How to Make Middle-School Science Instruction Stick

By Kim Marshall, TIE Columnist
04-Feb-14


The article: “Teaching Practices That Matter in Middle-Grades Science” by Christopher Harris and Ronald Marx in Better Evidence-Based Education, Spring 2010 (2 3, pp. 4-5); no e-link available.
In this article in Better Evidence-Based Education, researcher Christopher Harris and University of Arizona professor Ronald Marx describe Project-Based Science, an inquiry-based approach designed to improve motivation and learning.
The idea is for students to investigate a “driving question” that frames important science content, connects to their interests and curiosity, and guides them through several weeks of collaborative investigations, weighing of evidence, writing explanations, and discussing and presenting their findings. Harris and Marx highlight five key practices for this kind of teaching:
• Make it relevant. Students are more likely to learn science content if it is linked to need-to-know situations—for example, learning about force and motion by exploring the difference that wearing a helmet makes when a bicycle rider or skateboarder wipes out.
• Activate prior knowledge.

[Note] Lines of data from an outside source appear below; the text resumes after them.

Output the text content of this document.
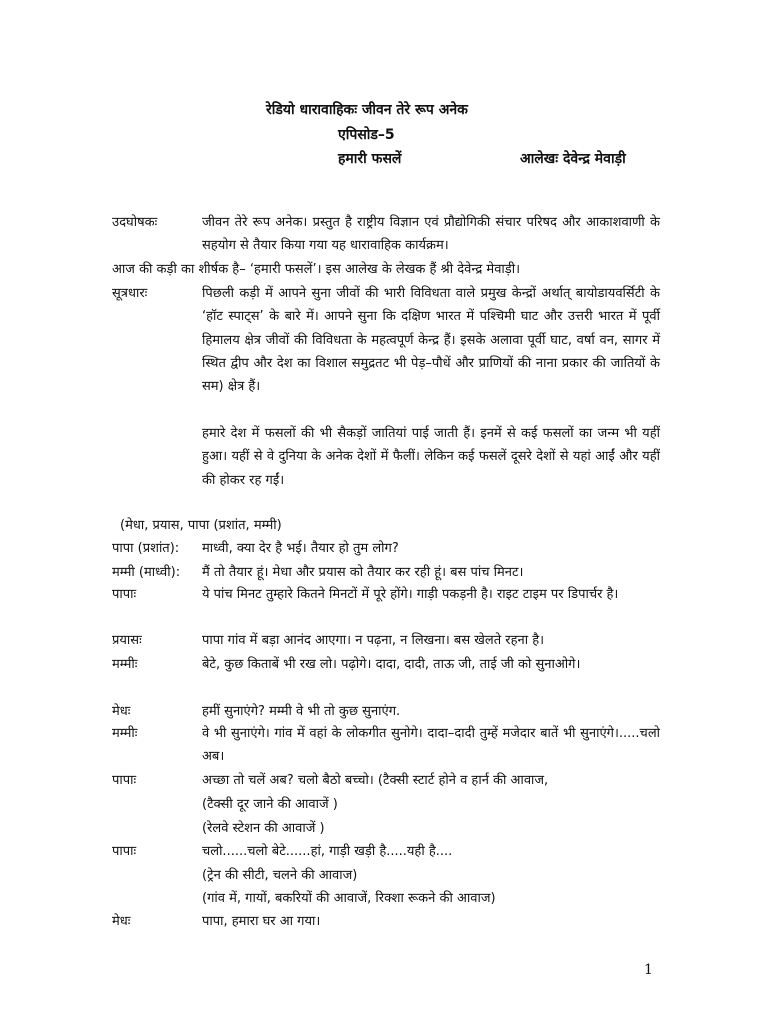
रेडियो धारावाहिकः जीवन तेरे रूप अनेक
एपिसोड–5
हमारी फसलें	आलेखः देवेन्द्र मेवाड़ी
उदघोषकः	जीवन तेरे रूप अनेक। प्रस्तुत है राष्ट्रीय विज्ञान एवं प्रौद्योगिकी संचार परिषद और आकाशवाणी के सहयोग से तैयार किया गया यह धारावाहिक कार्यक्रम।
आज की कड़ी का शीर्षक है– ‘हमारी फसलें’। इस आलेख के लेखक हैं श्री देवेन्द्र मेवाड़ी।
सूत्रधारः	पिछली कड़ी में आपने सुना जीवों की भारी विविधता वाले प्रमुख केन्द्रों अर्थात् बायोडायवर्सिटी के ‘हॉट स्पाट्स’ के बारे में। आपने सुना कि दक्षिण भारत में पश्चिमी घाट और उत्तरी भारत में पूर्वी हिमालय क्षेत्र जीवों की विविधता के महत्वपूर्ण केन्द्र हैं। इसके अलावा पूर्वी घाट, वर्षा वन, सागर में स्थित द्वीप और देश का विशाल समुद्रतट भी पेड़–पौधें और प्राणियों की नाना प्रकार की जातियों के सम) क्षेत्र हैं।
हमारे देश में फसलों की भी सैकड़ों जातियां पाई जाती हैं। इनमें से कई फसलों का जन्म भी यहीं हुआ। यहीं से वे दुनिया के अनेक देशों में फैलीं। लेकिन कई फसलें दूसरे देशों से यहां आईं और यहीं की होकर रह गईं।
(मेधा, प्रयास, पापा (प्रशांत, मम्मी)
पापा (प्रशांत): माध्वी, क्या देर है भई। तैयार हो तुम लोग?
मम्मी (माध्वी): मैं तो तैयार हूं। मेधा और प्रयास को तैयार कर रही हूं। बस पांच मिनट।
पापाः	ये पांच मिनट तुम्हारे कितने मिनटों में पूरे होंगे। गाड़ी पकड़नी है। राइट टाइम पर डिपार्चर है।
प्रयासः	पापा गांव में बड़ा आनंद आएगा। न पढ़ना, न लिखना। बस खेलते रहना है।
मम्मीः	बेटे, कुछ किताबें भी रख लो। पढ़ोगे। दादा, दादी, ताऊ जी, ताई जी को सुनाओगे।
मेधः	हमीं सुनाएंगे? मम्मी वे भी तो कुछ सुनाएंग.
मम्मीः	वे भी सुनाएंगे। गांव में वहां के लोकगीत सुनोगे। दादा–दादी तुम्हें मजेदार बातें भी सुनाएंगे।.....चलो अब।
पापाः	अच्छा तो चलें अब? चलो बैठो बच्चो। (टैक्सी स्टार्ट होने व हार्न की आवाज,
(टैक्सी दूर जाने की आवाजें )
(रेलवे स्टेशन की आवाजें )
पापाः	चलो......चलो बेटे......हां, गाड़ी खड़ी है.....यही है....
(ट्रेन की सीटी, चलने की आवाज)
(गांव में, गायों, बकरियों की आवाजें, रिक्शा रूकने की आवाज)
मेधः	पापा, हमारा घर आ गया।
1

People use what they already know to make sense of new information—but what if prior knowledge is incomplete or inaccurate? “Research tells us that these fledgling ideas can actually serve as productive starting points for building more sophisticated science understandings,” say Harris and Marx.
• Support reasoning and explanation. “Scientists advance in their understanding not simply by describing the natural world, but by explaining it,” say Harris and Marx. “… [S]imilarly, students can advance in their own understanding by weighing evidence, interpreting results, evaluating claims, and sharing and critiquing explanations of their own and others.”
• Focus on learning goals. It is easy for students to lose sight of the central point of a curriculum unit when they are immersed in a series of activities over several days or weeks. That is why it is important for teachers to clearly state the main learning goals and essential questions and organize instruction around them. “Without some sense of the learning goals,” say the authors, “... students run the risk of missing relevant features of the phenomena under study, overlooking key science ideas, or picking up disconnected pieces of information.”
• Attend to student thinking. “Teachers need to have a rich, flexible grasp of the science ideas under study as well as an understanding of how to move students forward in their thinking,” say Harris and Marx. Get students to make their thinking visible—getting them talking about their observations, hypotheses, and findings, listening carefully to gauge their level of understanding, and prompting when necessary to move students toward a deep understanding of the concepts.
Summary reprinted from Marshall Memo 338, 1 June 2010.